Monsieur le Directeur Académique,
Mesdames et Messieurs membres du CTSD,

Du 1er au 8 décembre prochain, il nous faudra choisir nos représentants au sein des instances académiques et ministérielles. De ces choix découlera la désignation des représentants départementaux. Dans l’Essonne comme partout ailleurs, cette semaine sera, pour l’Éducation Nationale, hautement vitale. L’enjeu est grand : ces élections jetteront la lumière sur nos professions après des années inédites et douloureuses marquées par le suicide de Christine Renon, l’assassinat de Samuel Paty et une crise sanitaire sans précédent. Chaque jour a apporté son lot de dysfonctionnements et d’événements qui ont fragilisé un peu plus les personnels et ont dégradé tant l’organisation du travail que les conditions d’accueil et d’exercice, pour creuser un peu plus la crise du recrutement.

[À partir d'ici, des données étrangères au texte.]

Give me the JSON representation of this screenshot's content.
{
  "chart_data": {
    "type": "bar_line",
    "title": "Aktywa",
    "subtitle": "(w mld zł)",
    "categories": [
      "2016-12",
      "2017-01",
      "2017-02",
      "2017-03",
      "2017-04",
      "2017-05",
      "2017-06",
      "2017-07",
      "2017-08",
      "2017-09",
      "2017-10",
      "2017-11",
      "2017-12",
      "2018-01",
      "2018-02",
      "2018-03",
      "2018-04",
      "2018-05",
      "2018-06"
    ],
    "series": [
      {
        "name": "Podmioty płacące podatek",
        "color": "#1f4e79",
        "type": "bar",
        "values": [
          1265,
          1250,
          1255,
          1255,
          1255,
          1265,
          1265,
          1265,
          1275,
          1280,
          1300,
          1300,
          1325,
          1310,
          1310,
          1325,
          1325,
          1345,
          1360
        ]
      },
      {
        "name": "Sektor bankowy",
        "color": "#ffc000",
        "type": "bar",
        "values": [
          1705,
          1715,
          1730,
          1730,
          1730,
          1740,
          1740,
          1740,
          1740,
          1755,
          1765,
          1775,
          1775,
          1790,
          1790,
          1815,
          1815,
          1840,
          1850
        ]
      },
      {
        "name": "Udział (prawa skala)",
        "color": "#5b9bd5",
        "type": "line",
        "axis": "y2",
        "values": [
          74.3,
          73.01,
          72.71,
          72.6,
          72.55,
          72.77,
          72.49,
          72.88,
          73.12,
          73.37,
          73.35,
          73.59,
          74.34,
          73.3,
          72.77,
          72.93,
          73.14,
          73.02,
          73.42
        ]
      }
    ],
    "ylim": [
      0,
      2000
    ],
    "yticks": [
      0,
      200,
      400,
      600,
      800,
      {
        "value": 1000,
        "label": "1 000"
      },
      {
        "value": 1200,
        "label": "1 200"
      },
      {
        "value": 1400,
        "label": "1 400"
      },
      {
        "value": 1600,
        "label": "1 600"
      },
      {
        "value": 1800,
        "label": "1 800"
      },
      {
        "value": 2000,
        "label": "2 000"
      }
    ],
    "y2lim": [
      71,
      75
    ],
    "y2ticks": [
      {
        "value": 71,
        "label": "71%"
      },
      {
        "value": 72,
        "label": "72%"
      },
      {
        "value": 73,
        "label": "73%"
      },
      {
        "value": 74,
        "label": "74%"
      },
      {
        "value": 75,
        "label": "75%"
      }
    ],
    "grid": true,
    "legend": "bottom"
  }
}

Les classes chargées, la prise en charge de publics de plus en plus hétérogènes, la destruction des collectifs par les dernières réformes ont été des sources d’immenses souffrances. Les métiers se sont transformés, sans qu’il soit tenu compte des humains qui tiennent pourtant l’école à bout de bras. Dans ce chaos, faire entendre sa voix est une nécessité. Ces élections entérinent aussi la fin du paritarisme dans le cadre des opérations de carrière et de mutation. La suppression des CAP, qui avait pour but officiel d’alléger le travail de gestion, permet surtout désormais de récompenser – dans la plus grande opacité – le mérite individuel. La loi dite de « Transformation de la Fonction Publique » affecte donc en profondeur le dialogue social, qui n’aura plus lieu que dans des instances fusionnées et moins fréquentes. C’est pourtant là que les élus continueront de défendre avec ténacité les intérêts de toutes et tous et les revendications pour gagner sur les salaires, les effectifs, le management ou les statuts. Dans ce contexte, faire entendre sa voix est une nécessité. Aujourd’hui est donc un jour particulièrement symbolique, que nous souhaitons solennel : alors que s’ouvre une année scolaire qui sera marquée par la fin des CTSD et le début des CSA, nous dressons non seulement un bilan de cette rentrée, mais aussi de notre instance.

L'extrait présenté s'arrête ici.